12. "System delusion doesn’t happen often, but when it does there is no easy or automatic restart. Thus, to the customer, fault tolerance in the transaction system is part of a larger fault-tolerance issue: How can one design the entire system, including the parts outside the computer, so that the whole system is fault tolerant?"

I think self-stabilization theory provides a good answer to this question. The theory needs to be extended with control-theory and maybe queueing theory to take care of workload related problems as well.

13. "Most large software systems have data structure repair programs that traverse data structures, looking for inconsistencies. Called auditors by AT&T and salvagers by others, these programs heuristically repair any inconsistencies they find. The code repairs the state by forming a hypothesis about what data is good and what data is damaged beyond repair. In effect, these programs try to mask latent faults left behind by some Heisenbug. Yet, their techniques are reported to improve system mean times to failure by an order of magnitude (for example, see the discussion of functional recovery routines."

This reminds me of the anti-entropy processes used by distributed storage systems.

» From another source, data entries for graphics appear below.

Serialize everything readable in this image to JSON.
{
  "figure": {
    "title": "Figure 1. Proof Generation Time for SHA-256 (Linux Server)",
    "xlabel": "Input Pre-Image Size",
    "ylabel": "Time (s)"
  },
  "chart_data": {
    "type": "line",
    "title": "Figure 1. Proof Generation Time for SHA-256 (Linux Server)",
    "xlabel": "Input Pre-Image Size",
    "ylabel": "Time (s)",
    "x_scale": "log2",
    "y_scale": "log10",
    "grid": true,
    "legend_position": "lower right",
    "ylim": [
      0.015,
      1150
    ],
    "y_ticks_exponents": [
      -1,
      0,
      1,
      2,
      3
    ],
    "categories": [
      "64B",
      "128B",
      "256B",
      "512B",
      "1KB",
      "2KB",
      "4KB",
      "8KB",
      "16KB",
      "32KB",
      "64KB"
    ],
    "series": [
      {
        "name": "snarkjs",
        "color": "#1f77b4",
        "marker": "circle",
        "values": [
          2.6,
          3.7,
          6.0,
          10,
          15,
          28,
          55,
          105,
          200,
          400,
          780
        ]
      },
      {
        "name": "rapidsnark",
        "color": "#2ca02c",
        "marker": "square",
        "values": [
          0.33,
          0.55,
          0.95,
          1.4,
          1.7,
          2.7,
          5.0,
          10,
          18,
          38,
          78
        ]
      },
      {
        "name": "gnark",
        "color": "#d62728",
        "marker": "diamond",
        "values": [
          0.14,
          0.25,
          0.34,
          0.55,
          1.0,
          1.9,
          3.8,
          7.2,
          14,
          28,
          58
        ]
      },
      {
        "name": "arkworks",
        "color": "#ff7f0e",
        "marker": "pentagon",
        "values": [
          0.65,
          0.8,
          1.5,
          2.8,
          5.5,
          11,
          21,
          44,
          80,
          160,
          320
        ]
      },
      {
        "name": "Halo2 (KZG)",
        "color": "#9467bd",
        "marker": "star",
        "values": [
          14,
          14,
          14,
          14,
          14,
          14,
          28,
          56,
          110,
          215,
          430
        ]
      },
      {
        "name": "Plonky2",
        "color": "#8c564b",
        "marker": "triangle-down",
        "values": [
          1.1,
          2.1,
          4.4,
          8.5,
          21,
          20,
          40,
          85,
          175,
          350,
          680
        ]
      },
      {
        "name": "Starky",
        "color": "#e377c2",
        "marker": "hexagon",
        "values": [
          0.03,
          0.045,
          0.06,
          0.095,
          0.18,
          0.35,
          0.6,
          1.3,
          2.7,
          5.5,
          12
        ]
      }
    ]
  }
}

14. "The presence of design faults is the ultimate limit to system availability; we have techniques that mask other kinds of faults."

I understand the logic behind this, but are we sure there are no fundamental impossibility laws that prohibit perfect availability even when we have perfect design? CAP, FLP, attacking generals impossibility results come to mind. Even without partitions, we seem to have emergent failures and metastability laws. So there may even be another impossibility result there as well involving a tradeoff between scale/throughput and availability of a system. It is possible to build highly available systems but they work within well-known workload and environment environments, so they are not suitable for general computing applications.